Durante a eleição presidencial de 2023 no Paraguai, o El Surtidor, veículo independente local, documentou como grupos políticos e econômicos conseguiram manipular com facilidade as conversas públicas naquele período por meio da desinformação. Mesmo desmentindo alguns dos conteúdos falsos mais virais, os esforços do veículo ficaram para trás diante do impacto da manipulação. 

O que mais chamou a atenção de Jazmín Acuña, cofundadora e diretora editorial do El Surtidor, foi ver a quantidade de jovens que acreditaram que a eleição havia sido roubada, o que levou a semanas de protestos violentos no país. Para ela, aquele momento deixou claro que não bastava apenas levar a informação correta até o público: o jornalismo precisava repensar a forma como se conecta e demonstra seu valor.

“Comecei a me preocupar menos em como atingir o público jovem com a informação certa e mais com a possibilidade real de que isso não fará diferença para eles, seja porque não confiam no trabalho jornalístico em geral ou porque não veem valor no que oferecemos”, disse Acuña à LatAm Journalism Review (LJR)

Essa experiência, somada à queda no tráfego de referência, à crescente desconfiança do público no jornalismo e ao reposicionamento das big techs em relação à imprensa, levou a jornalista a desenvolver o chamado “Jornalismo Centrado na Mudança”. Esse conceito de jornalismo, pensado durante o fellowship de Acuña no Instituto Reuters para Estudo do Jornalismo da Universidade de Oxford, é, segundo ela, uma alternativa ao atual paradigma de conteúdo que atingiu seu ápice com as mudanças no tráfego trazidas pela IA.

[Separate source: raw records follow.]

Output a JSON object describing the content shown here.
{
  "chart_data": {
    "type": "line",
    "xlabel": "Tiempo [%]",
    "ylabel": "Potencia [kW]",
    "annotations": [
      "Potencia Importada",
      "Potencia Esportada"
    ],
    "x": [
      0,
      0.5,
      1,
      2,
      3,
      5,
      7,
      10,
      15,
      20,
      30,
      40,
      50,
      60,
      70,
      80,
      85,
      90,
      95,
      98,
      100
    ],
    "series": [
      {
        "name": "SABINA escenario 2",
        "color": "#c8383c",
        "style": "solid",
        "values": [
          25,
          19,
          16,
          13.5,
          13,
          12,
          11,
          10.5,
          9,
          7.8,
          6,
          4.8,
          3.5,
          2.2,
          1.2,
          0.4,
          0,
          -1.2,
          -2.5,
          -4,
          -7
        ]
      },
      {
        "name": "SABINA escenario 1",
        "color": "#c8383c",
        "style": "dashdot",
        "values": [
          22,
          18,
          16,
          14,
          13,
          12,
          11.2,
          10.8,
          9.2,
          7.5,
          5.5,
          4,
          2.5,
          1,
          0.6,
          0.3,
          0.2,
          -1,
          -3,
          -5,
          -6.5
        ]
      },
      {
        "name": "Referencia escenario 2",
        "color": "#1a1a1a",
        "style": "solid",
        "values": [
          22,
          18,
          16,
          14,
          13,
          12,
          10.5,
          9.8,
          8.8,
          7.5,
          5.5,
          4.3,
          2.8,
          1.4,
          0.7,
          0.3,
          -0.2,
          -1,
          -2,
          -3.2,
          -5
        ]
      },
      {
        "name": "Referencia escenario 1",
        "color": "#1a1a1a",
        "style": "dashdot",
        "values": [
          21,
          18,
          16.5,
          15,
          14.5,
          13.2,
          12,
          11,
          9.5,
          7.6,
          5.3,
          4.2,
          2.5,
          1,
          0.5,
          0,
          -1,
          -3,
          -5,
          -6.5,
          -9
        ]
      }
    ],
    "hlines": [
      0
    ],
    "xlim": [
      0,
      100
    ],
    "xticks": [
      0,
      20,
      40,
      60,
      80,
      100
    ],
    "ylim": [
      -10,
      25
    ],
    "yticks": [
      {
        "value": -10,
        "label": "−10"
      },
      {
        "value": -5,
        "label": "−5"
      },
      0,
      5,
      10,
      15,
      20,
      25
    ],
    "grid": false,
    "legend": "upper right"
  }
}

“Essas questões trouxeram à tona a relação problemática que o jornalismo construiu com a elite mais poderosa”, disse ela. “A situação não apenas levanta questões éticas, mas também nos deixa com a questão de saber se podemos continuar a depender de todas as plataformas para alcançar as pessoas. Esses fatos me reafirmaram a urgência de reformular a forma como interagimos com nosso público e como pensamos sobre nosso propósito.”

Acuña propõe resgatar a mudança como propósito central do jornalismo e defende que os veículos precisam se engajar de forma intencional com suas audiências e reposicionar sua atividade não como simples produção de conteúdo, mas como facilitadores ativos de transformação social.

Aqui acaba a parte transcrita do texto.